Sometimes you have to have faith that you will crack the most troublesome of scriptwriting issues yourself - whilst other readers can give you plenty of ideas, there's no substitute for the passion of the writer for their own story. You also have to have faith that this sometimes takes time. It seems obvious to me now that this is what I should have done all along - combine that old, good beginning with a coherent story! - but Eclipse was one of my "learning" scripts. I might have dived in before I was ready, but I learned heaps. And it's still teaching me now.

4 comments:

Tom Murphy said...

Sometimes writing's like pub quizzes and Trivial Pursuit - you should trust your instinct and be careful not to talk yourself out of the right answer (once you've vetted it to make sure it wasn't something you saw in a film two days earlier).
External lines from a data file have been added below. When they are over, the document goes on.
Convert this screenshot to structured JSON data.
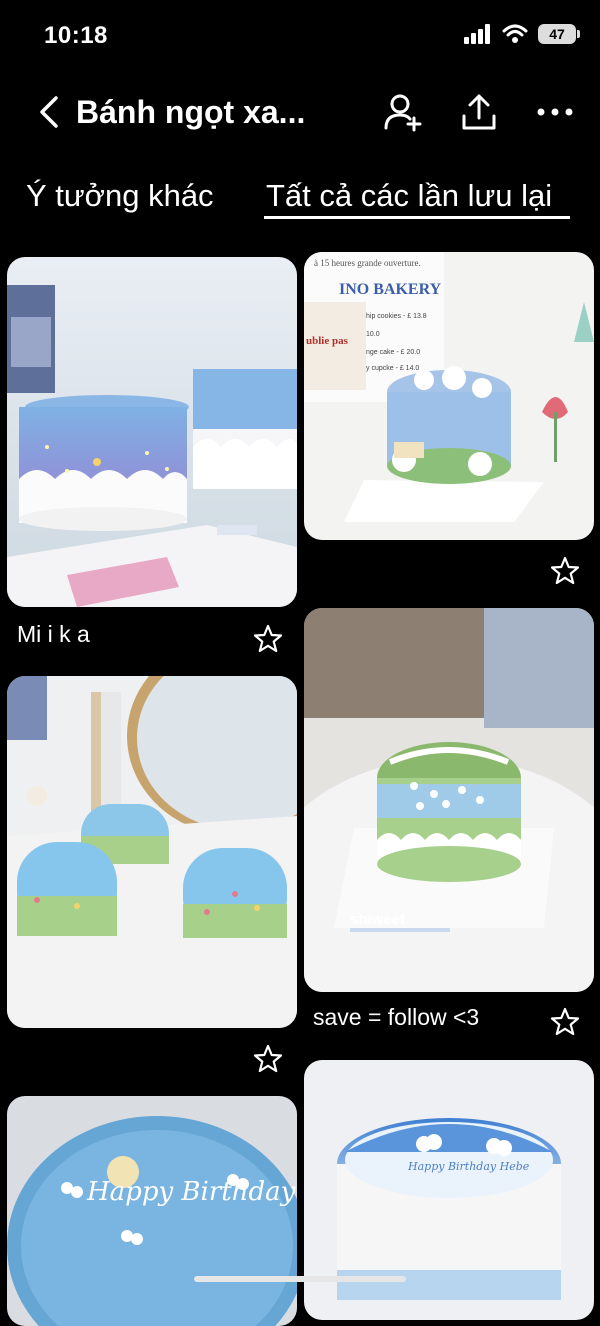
{
  "status": {
    "time": "10:18",
    "battery": "47"
  },
  "header": {
    "title": "Bánh ngọt xa..."
  },
  "tabs": [
    {
      "label": "Ý tưởng khác"
    },
    {
      "label": "Tất cả các lần lưu lại"
    }
  ],
  "pins": [
    {
      "title": "Mi i k a"
    },
    {
      "title": ""
    },
    {
      "title": ""
    },
    {
      "title": "save = follow <3"
    },
    {
      "title": ""
    },
    {
      "title": ""
    }
  ],
  "pin_text": {
    "bakery_sign": "à 15 heures grande ouverture.",
    "bakery_name": "INO BAKERY",
    "menu_card": "ublie pas",
    "menu_lines": [
      "hip cookies - £ 13.8",
      "10.0",
      "nge cake - £ 20.0",
      "y cupcke - £ 14.0"
    ],
    "brand": "shiweet",
    "cake5_text": "Happy Birthday",
    "cake6_text": "Happy Birthday Hebe"
  }
}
Your post puts forward a reassuring point of view, Lucy; Matthew Weiner, formerly of The Sopranos and creator of Mad Men, claims that he throws away his first three solutions for any problem, so that he's digging deeper and becoming more creative. I must admit I've found that approach a bit daunting so far!

Paul M said...

Eery stuff, Lucy.

Not you or the timely article :) It just all sounds very familiar to my own life, and I watched "The Number 23" last night, too. Yikes!
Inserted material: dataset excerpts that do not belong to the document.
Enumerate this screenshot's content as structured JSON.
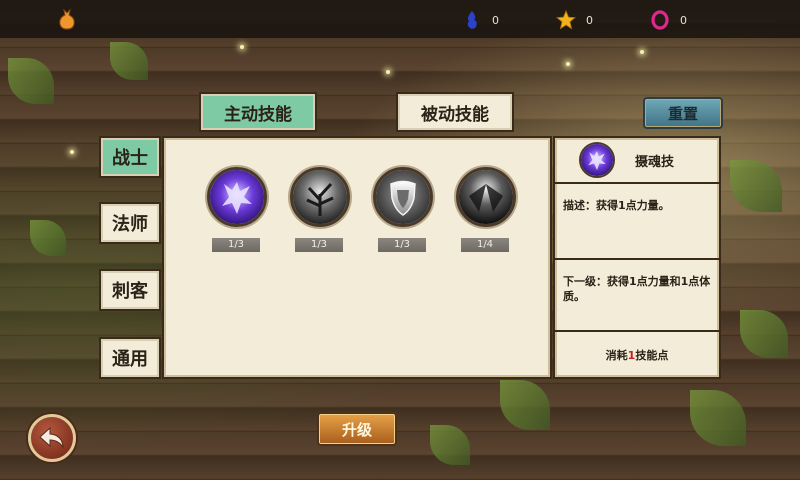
{
  "top_bar": {
    "icons": [
      "bag-icon",
      "blue-flame-icon",
      "gold-star-icon",
      "pink-ring-icon"
    ],
    "resources": [
      {
        "icon": "blue-flame-icon",
        "value": "0",
        "color": "#2c43c9"
      },
      {
        "icon": "gold-star-icon",
        "value": "0",
        "color": "#f2b21c"
      },
      {
        "icon": "pink-ring-icon",
        "value": "0",
        "color": "#e0288a"
      }
    ]
  },
  "tabs": {
    "active_label": "主动技能",
    "passive_label": "被动技能"
  },
  "reset_label": "重置",
  "classes": [
    "战士",
    "法师",
    "刺客",
    "通用"
  ],
  "selected_class": "战士",
  "skills": [
    {
      "icon": "purple-beast-skill-icon",
      "level": "1/3"
    },
    {
      "icon": "dark-tree-skill-icon",
      "level": "1/3"
    },
    {
      "icon": "silver-shield-skill-icon",
      "level": "1/3"
    },
    {
      "icon": "shadow-wings-skill-icon",
      "level": "1/4"
    }
  ],
  "detail": {
    "skill_name": "摄魂技",
    "icon": "purple-beast-skill-icon",
    "description": "描述：获得1点力量。",
    "next_level": "下一级：获得1点力量和1点体质。",
    "cost_prefix": "消耗",
    "cost_amount": "1",
    "cost_suffix": "技能点",
    "cost_highlight_color": "#c21f1f"
  },
  "upgrade_label": "升级",
  "back_icon": "back-arrow-icon",
  "colors": {
    "active_tab": "#7dcaa5",
    "panel_bg": "#f3ecd9",
    "upgrade_button": "#d88a3a",
    "reset_button": "#5a91a2"
  }
}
The learning script ... painful, but also priceless for the journey as a Screenwriter. I have only now, gone back to my original script (you know the one), right back to basics or the heart of my story. But now I have a wealth of learned knowledge lapping at my toes and a few gem stones offered by readers such as yourself.

It is hardest of all, for the originator of a script, to see his own creation. Everyone else can, and can give you pointers. But they don't really understand where you have come from or where you are trying to get to. I think it takes time (like any good wine) to mature, settle down into its skin, before it truly knows what it is and wants to achieve, by your direction.

So like you, and I suspect many other writers, it's the fact that you feel that your story has that "something", and you just know it, that makes you persevere through the heartache and torture of re-writing.

Never forget where you've come from ...

Lucy said...

Normally I would agree that the harder one works, the deeper you dig, the better creative choices one makes.

However, every now and again, you hit the nail on the head first time - and every other way you try it comes up wanting. The key is in recognising those moments and not discarding them.

Paul M said...

I guess then, it's a case of whether the story is commercial enough. It may have ingenious slants on established norms, fantastic characters that jump off the page, but does it have overall commercial appeal? Does it fit into the pack of films already out there? This is what we are constantly measuring ourselves against or should be.

Then again, from my observations, it seems that a great script doesn't guarantee it will ever see the light of day. One thing I'm certain of though, is the worst mistake you can make, is to send something out that isn't right yet (apart from competitions). That nagging feeling is there for a reason.